Rather than being simply about a project or developing a “plan”, NetPillar understands that Business Continuity Management (BCM) is an ongoing management process requiring competent people working with appropriate support and structures that will perform when it is most needed.
NetPillar offers a range of services associated with BCM. Our assignments in this area usually involve an initial gap assessment against best practice and peer organisations. Because NetPillar works with a wide array of organisations in improving their Business Continuity Management process, we have established a large database of peer organisations to draw upon. Once the gap assessment is complete we draw up a plan to help organisations transition to a more robust and efficient approach to BCM.
Key features of NetPillar’s approach to Business Continuity Management
- Context – NetPillar helps organisations understand their context. This first step involves getting to know the organisation’s internal and external needs, as well as setting clear boundaries for the scope of the management system. This requires the organisation to understand the requirements of relevant interested parties, such as regulators, customers and staff. It must understand the applicable legal and regulatory requirements. This enables it to determine the scope of the Business Continuity Management System (BCMS).
- Leadership – NetPillar places emphasis on the need for appropriate leadership of BCM. This is so that top management ensures appropriate resources are provided, establishes policy and appoints people to implement and maintain the BCMS.

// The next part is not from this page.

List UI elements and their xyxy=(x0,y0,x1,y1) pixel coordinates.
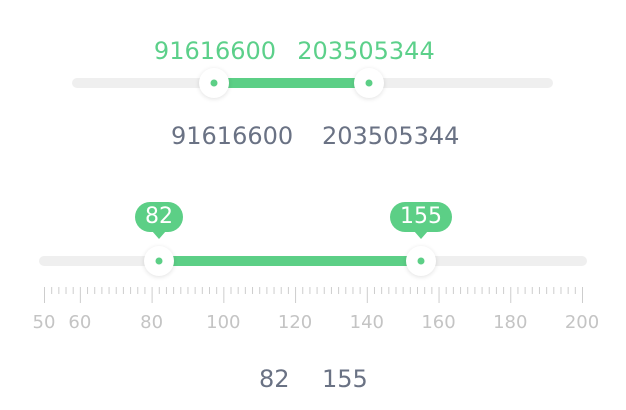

- Planning – NetPillar assists the organisation to identify risks to the implementation of the management system and sets clear objectives and criteria that can be used to measure its success.
- Support – NetPillar helps the organisation consider the important concept of competence. For business continuity to be successful, people with the appropriate knowledge, skills and experience must be in place to both contribute to the BCMS and to respond to incidents when they occur. It is also important that all staff are aware of their own role in responding to incidents and this clause deals with these areas. The need for communication about the BCMS – for instance in telling customers that the organisation has appropriate BCM in place – and preparedness to communicate following an incident (when normal channels may be disrupted) is also covered here.
- Operations – NetPillar helps the organisation undertake business impact analysis to understand how its business is affected by disruption and how this changes over time. Risk assessment seeks to understand the risks to the business in a structured way and these inform the development of business continuity strategy. Steps to avoid or reduce the likelihood of incidents are developed alongside steps to be taken when incidents occur. As it is impossible to completely predict and prevent all incidents, the approach of balancing risk reduction and planning for all eventualities is complementary. It might be said to, “hope for the best and plan for the worst”.
- Evaluation – NetPillar evaluates BCM performance against the plan. To do this NetPillar helps the organisation select and measure itself against appropriate performance metrics. Internal audits must be conducted and there is a requirement that management review the BCMS and act on these reviews.
- Improvement – No management system is perfect at the outset, and organisations and their operating environments are constantly changing. NetPillar helps to define actions to take to improve the BCMS over time and ensure that corrective actions arising from audits, reviews, exercises and so on are appropriately addressed.